Peu de temps après, des gardes ont apporté ce qui ressemblait à un grand coffre et me l’ont ouvert sous le nez. « Voilà ce qu’on a retrouvé dans les souterrains du cimetière, a dit le bras droit d’Onésime, pour l’instant c’est confidentiel. » On m’a demandé si j’avais une idée de ce que ça pouvait être. On aurait dit du corail blanchi, mais avec plein de trous dedans, comme une sorte de termitière, ou de nid, ou de ruche. Tel que c’était disposé dans le coffre, ça pouvait aussi ressembler, très vaguement, à une cage surmontée d’un chapiteau. Enfin ça ne ressemblait à rien de connu. « Vraiment, je ne sais pas quoi vous dire », j’ai répondu. Ils m’ont demandé si ça ne ressemblait pas au cadavre du Randernog que j’avais autopsié. J’ai dit « pas du tout » et je me suis demandé s’ils m’avaient vraiment écouté jusque là.
« On l’a trouvé dans une sorte de crypte ou de terrier, sous le cimetière Samartin, là où sont sortis les insectes. Il en restait d’ailleurs beaucoup qui grouillaient autour de cette chose. On ne voyait pas bien avec nos torches. Tout autour, c’était un vrai dédale et on a mis le temps avant de revenir à la surface » a dit l’un des sous-fifres.

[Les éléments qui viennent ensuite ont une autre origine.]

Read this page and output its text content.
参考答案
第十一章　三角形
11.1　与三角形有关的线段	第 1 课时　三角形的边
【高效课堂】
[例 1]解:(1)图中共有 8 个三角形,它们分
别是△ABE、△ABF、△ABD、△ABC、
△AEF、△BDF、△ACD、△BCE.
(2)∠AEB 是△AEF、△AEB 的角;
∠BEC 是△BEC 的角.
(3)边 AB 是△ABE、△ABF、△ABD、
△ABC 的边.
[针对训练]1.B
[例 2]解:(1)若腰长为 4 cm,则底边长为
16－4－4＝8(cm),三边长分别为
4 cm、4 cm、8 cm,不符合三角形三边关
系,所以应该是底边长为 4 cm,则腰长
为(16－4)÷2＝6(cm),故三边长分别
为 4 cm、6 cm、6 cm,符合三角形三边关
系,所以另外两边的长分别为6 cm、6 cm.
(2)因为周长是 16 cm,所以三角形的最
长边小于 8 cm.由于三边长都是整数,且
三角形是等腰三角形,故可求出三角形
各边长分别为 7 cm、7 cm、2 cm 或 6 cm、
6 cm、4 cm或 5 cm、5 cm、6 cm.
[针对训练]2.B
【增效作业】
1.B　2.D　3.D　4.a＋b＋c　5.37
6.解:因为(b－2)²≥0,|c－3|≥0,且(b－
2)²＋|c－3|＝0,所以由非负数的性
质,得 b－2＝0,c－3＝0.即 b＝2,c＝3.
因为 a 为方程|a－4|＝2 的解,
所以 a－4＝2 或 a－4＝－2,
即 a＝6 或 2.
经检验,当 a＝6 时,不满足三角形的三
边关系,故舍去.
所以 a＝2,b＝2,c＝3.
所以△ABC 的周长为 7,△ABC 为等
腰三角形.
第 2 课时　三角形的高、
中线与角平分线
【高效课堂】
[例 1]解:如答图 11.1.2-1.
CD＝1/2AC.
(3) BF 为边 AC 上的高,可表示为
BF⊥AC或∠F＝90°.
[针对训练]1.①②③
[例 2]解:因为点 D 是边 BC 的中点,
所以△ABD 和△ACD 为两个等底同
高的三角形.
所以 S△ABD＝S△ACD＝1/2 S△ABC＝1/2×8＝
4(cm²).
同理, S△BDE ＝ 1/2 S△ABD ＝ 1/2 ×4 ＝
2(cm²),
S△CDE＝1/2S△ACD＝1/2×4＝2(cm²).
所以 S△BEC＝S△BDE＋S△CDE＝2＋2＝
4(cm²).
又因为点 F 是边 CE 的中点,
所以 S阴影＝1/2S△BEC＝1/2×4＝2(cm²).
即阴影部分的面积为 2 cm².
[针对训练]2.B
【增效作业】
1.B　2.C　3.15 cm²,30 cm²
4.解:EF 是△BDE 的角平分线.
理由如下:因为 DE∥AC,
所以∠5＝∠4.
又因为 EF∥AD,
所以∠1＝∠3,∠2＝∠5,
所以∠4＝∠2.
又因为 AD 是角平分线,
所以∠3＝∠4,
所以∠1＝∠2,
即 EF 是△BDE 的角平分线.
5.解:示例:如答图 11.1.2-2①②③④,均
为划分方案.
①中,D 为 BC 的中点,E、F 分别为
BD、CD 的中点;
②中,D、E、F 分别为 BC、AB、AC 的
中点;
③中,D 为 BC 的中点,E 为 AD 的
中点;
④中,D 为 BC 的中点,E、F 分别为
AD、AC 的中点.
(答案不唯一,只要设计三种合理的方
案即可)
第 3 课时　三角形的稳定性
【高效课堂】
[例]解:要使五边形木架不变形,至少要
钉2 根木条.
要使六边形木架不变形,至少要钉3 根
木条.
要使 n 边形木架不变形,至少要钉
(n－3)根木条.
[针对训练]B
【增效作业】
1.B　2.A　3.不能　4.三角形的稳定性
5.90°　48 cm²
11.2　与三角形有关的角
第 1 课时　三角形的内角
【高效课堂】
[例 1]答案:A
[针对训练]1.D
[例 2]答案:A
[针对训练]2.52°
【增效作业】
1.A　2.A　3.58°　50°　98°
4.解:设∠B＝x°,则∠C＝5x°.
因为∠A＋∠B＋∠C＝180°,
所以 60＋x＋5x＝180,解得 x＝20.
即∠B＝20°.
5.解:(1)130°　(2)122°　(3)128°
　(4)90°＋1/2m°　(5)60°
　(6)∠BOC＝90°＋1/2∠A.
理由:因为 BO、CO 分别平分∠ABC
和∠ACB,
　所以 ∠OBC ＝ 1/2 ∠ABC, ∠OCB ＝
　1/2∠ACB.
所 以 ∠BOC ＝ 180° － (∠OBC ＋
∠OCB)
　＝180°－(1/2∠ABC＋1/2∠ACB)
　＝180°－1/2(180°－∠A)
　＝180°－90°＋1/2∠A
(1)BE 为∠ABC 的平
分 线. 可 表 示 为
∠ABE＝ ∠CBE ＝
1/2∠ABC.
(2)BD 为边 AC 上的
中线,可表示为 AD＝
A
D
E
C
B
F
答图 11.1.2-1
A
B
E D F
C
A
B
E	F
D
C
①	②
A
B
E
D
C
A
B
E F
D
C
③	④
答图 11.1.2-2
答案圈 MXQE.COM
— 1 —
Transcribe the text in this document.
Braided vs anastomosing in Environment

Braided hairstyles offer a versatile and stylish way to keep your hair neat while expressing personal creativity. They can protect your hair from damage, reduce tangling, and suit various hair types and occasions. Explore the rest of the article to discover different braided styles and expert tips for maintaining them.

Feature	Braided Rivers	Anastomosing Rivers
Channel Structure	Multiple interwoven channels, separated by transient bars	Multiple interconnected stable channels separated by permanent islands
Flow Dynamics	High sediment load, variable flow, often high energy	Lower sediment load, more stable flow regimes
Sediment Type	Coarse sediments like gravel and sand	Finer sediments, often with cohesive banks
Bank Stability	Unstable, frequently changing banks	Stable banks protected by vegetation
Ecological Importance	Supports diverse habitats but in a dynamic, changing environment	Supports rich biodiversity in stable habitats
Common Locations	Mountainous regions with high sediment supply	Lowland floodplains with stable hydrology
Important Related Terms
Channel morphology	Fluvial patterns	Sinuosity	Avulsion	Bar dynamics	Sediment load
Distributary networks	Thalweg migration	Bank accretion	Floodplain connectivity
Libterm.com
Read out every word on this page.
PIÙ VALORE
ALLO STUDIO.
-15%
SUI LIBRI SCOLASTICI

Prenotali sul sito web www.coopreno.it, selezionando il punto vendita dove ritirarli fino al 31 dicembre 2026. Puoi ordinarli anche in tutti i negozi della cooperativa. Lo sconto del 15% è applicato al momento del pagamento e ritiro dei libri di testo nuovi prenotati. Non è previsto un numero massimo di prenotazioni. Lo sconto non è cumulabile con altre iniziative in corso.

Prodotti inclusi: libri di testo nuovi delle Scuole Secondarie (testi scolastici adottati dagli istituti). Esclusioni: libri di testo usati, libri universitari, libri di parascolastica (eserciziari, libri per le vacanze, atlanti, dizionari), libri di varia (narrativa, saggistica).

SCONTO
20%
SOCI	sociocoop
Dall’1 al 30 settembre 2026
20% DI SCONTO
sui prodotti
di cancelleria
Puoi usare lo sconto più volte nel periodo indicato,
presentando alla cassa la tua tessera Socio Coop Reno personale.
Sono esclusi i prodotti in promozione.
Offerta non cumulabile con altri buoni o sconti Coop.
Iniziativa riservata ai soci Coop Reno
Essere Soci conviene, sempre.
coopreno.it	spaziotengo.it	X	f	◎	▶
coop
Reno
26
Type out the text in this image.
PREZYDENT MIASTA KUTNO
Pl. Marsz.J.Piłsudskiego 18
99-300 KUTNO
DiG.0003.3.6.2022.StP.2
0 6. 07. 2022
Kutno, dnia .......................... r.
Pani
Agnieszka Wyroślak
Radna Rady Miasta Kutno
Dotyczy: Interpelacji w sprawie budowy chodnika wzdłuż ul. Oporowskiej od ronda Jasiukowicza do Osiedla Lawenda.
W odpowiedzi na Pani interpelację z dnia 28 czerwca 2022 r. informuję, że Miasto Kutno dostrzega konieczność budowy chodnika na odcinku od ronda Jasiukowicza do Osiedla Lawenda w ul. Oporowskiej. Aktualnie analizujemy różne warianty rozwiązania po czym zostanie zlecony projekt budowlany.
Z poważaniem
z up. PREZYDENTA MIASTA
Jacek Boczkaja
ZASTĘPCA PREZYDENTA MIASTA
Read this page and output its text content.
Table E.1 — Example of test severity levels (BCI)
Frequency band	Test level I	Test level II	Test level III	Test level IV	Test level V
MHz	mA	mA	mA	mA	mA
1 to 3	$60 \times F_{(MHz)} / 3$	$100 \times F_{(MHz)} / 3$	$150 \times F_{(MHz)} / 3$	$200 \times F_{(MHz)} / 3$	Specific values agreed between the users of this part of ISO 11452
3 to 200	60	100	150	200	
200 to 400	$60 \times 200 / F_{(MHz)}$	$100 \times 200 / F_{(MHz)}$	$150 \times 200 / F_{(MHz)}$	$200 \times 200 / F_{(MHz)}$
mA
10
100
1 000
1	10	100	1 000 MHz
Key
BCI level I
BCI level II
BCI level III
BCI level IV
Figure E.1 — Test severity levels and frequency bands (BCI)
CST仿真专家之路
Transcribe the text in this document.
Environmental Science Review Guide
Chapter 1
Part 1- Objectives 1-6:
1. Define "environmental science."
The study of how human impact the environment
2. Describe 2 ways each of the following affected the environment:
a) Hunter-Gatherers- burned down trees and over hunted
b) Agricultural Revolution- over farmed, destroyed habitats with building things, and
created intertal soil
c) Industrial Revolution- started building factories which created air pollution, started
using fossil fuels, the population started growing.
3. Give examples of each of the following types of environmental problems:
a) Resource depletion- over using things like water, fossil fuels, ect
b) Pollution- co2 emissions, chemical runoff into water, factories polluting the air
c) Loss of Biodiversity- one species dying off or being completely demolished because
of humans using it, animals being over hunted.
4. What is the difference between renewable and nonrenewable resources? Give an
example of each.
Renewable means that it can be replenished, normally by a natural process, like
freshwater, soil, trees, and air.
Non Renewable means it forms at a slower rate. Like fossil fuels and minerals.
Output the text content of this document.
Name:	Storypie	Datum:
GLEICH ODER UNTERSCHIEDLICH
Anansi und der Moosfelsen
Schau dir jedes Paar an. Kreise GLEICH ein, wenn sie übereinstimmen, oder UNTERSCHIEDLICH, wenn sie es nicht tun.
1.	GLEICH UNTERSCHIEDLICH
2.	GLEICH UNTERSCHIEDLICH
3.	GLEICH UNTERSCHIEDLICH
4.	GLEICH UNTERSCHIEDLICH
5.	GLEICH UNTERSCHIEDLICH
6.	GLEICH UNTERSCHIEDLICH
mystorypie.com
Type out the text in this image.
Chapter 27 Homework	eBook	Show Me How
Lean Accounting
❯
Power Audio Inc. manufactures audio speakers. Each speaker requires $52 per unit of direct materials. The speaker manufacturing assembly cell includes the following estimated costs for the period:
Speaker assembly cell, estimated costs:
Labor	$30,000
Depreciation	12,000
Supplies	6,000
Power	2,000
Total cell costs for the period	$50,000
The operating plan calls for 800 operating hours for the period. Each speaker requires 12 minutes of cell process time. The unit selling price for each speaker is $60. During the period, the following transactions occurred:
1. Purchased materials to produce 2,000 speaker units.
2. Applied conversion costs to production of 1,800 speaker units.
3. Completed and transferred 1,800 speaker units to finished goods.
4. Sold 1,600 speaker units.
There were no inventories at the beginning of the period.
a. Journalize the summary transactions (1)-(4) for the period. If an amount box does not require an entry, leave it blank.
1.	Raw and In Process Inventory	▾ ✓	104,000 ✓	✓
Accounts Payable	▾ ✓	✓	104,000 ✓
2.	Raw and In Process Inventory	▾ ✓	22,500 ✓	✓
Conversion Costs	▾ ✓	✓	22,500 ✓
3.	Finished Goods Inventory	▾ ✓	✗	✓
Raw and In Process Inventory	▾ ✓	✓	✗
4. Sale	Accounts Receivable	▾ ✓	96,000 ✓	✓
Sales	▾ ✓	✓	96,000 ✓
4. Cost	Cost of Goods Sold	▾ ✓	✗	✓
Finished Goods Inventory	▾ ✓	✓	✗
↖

Onésime a claqué dans ses doigts et Héloïse Essoine est entrée dans la salle, prise entre deux gardes. « On va enfin savoir », a-t-il dit, « si ça a un rapport, de près ou de loin, avec Saul Acedia. »
A cause des épreuves qu’elle devait surmonter à l’hôpital, un peu de sa beauté s’était évanouie, mais il restait sa grâce brutale et fière. La fatigue ne faisait pas que marquer son visage, elle soulignait aussi la beauté de ses traits.
Quand on lui a présenté le contenu du coffre, elle s’est écriée :
— Quoi, encore ?! Qu’est-ce que c’est ?
En voyant Diogène du côté des inculpés, elle a pouffé :
— Vous ? ici ?
Par égard pour Héloïse, je ne préfère pas raconter la suite de son entretien pénible avec le conseil.